One individual not interested in the position is the union’s longtime outside counsel Jeffrey Kessler, a former former head of the global litigation group and cohead of the sports litigation practice at now-defunct Dewey & LeBoeuf. Kessler, who has advised the NBPA for nearly 30 years, left Dewey in its death throes last May and took 60 lawyers with him to Winston & Strawn.
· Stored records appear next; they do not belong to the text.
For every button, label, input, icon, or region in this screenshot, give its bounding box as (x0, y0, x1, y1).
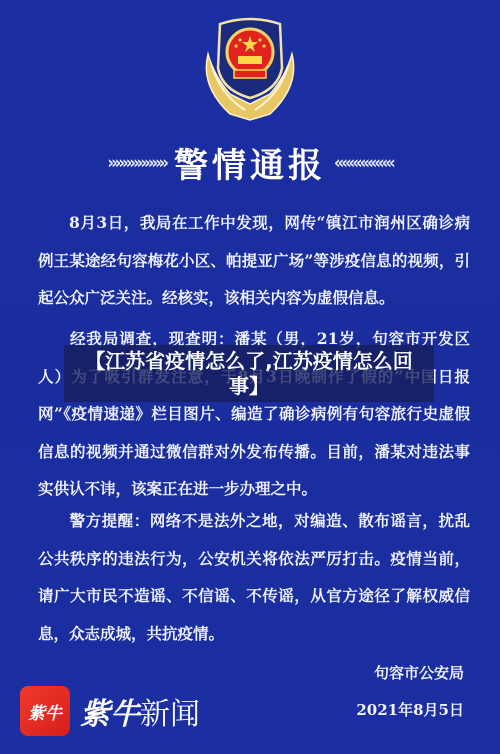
police-emblem-icon (190, 6, 310, 126)
notice-title: 警情通报 (174, 138, 326, 187)
source-logo-name: 紫牛新闻 (80, 689, 200, 733)
notice-banner: »»»»»»»» 警情通报 «««««««« (0, 142, 500, 182)
source-logo: 紫牛 紫牛新闻 (20, 686, 200, 736)
notice-paragraph-1: 8月3日，我局在工作中发现，网传“镇江市润州区确诊病例王某途经句容梅花小区、帕提… (38, 204, 470, 317)
issuing-organization: 句容市公安局 (356, 662, 464, 683)
notice-paragraph-3: 警方提醒：网络不是法外之地，对编造、散布谣言，扰乱公共秩序的违法行为，公安机关将… (38, 502, 470, 652)
chevron-left-decoration-icon: «««««««« (334, 152, 393, 173)
issue-date: 2021年8月5日 (356, 699, 464, 720)
signature-block: 句容市公安局 2021年8月5日 (356, 662, 464, 720)
caption-text: 【江苏省疫情怎么了,江苏疫情怎么回事】 (64, 349, 434, 399)
source-logo-badge-icon: 紫牛 (20, 686, 70, 736)
chevron-right-decoration-icon: »»»»»»»» (107, 152, 166, 173)
caption-overlay: 【江苏省疫情怎么了,江苏疫情怎么回事】 (64, 345, 434, 402)
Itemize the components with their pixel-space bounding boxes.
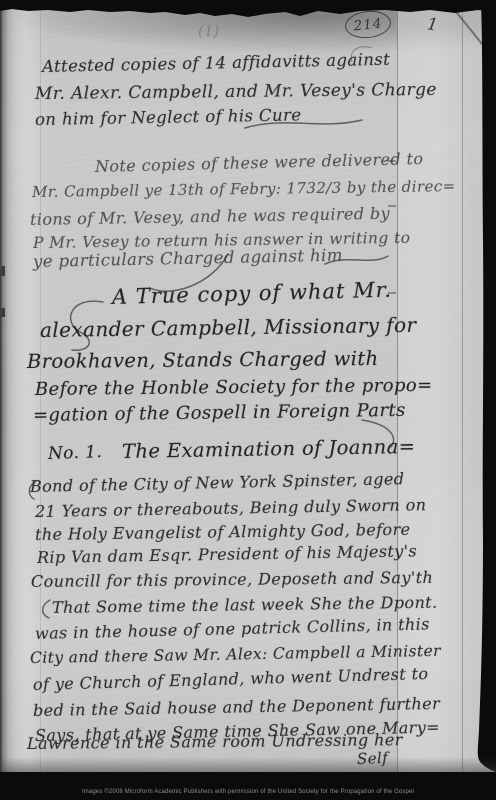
manuscript-line: Councill for this province, Deposeth and…: [31, 568, 433, 591]
manuscript-line: That Some time the last week She the Dpo…: [52, 593, 438, 618]
manuscript-line: tions of Mr. Vesey, and he was required …: [30, 204, 390, 229]
manuscript-line: of ye Church of England, who went Undres…: [33, 664, 429, 694]
manuscript-line: City and there Saw Mr. Alex: Campbell a …: [30, 642, 441, 668]
manuscript-line: Attested copies of 14 affidavitts agains…: [42, 50, 391, 77]
page-number-circle: 214: [344, 9, 393, 41]
film-edge-mark: [1, 266, 5, 276]
manuscript-line: A True copy of what Mr.: [112, 278, 393, 311]
manuscript-line: Bond of the City of New York Spinster, a…: [30, 469, 405, 496]
manuscript-line: was in the house of one patrick Collins,…: [35, 614, 430, 643]
examination-number-label: No. 1.: [48, 442, 103, 464]
manuscript-line: Note copies of these were delivered to: [95, 149, 424, 176]
manuscript-line: Self: [357, 749, 389, 768]
faint-page-number: (1): [198, 22, 219, 40]
manuscript-line: bed in the Said house and the Deponent f…: [33, 694, 440, 720]
manuscript-line: on him for Neglect of his Cure: [35, 105, 302, 129]
manuscript-scan-page: (1) 214 1 Attested copies of 14 affidavi…: [0, 0, 496, 800]
manuscript-line: alexander Campbell, Missionary for: [40, 313, 417, 342]
page-bottom-shadow: [0, 757, 496, 772]
manuscript-line: the Holy Evangelist of Almighty God, bef…: [35, 520, 411, 544]
manuscript-line: Rip Van dam Esqr. President of his Majes…: [37, 541, 417, 567]
film-bottom-border: [0, 772, 496, 800]
film-edge-mark: [1, 308, 5, 317]
manuscript-line: Lawrence in the Same room Undressing her: [27, 730, 403, 753]
manuscript-line: Brookhaven, Stands Charged with: [27, 347, 379, 373]
manuscript-line: 21 Years or thereabouts, Being duly Swor…: [35, 495, 427, 521]
manuscript-line: Before the Honble Society for the propo=: [35, 375, 433, 401]
manuscript-line: Mr. Alexr. Campbell, and Mr. Vesey's Cha…: [35, 80, 437, 105]
film-left-edge: [0, 0, 18, 800]
page-number-circled: 214: [353, 15, 383, 34]
manuscript-line: Mr. Campbell ye 13th of Febry: 1732/3 by…: [32, 177, 456, 201]
copyright-credit: Images ©2008 Microform Academic Publishe…: [0, 789, 496, 795]
film-right-rule: [462, 0, 463, 772]
manuscript-line: =gation of the Gospell in Foreign Parts: [33, 400, 406, 427]
manuscript-line: The Examination of Joanna=: [122, 435, 416, 464]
A source familiar with the matter says Kessler is not interested in an executive leadership position at the NBPA.

Kessler was mentioned sparingly in the Paul Weiss report, which stated that Hunter should have listened to him more instead of deferring to firms like Howrey and Steptoe & Johnson, both of which employed one of his daughters, Alexis Hunter. (Kessler declined to comment when asked earlier this week about a former client of his—South African double-amputee Olympic sprinter Oscar Pistorius—who has been accused of murdering his girlfriend.)

In other NBA–related legal news, former Proskauer Rose partner and current league commissioner David Stern announced last week that an ownership group seeking to buy the Sacramento Kings for $525 million and move them to Seattle had filed relocation papers ahead of a March 1 deadline.

The Am Law Daily reported last month on the host of Am Law 100 firms involved in the potential deal, which could bring NBA basketball back to the Pacific Northwest for the first time since 2008.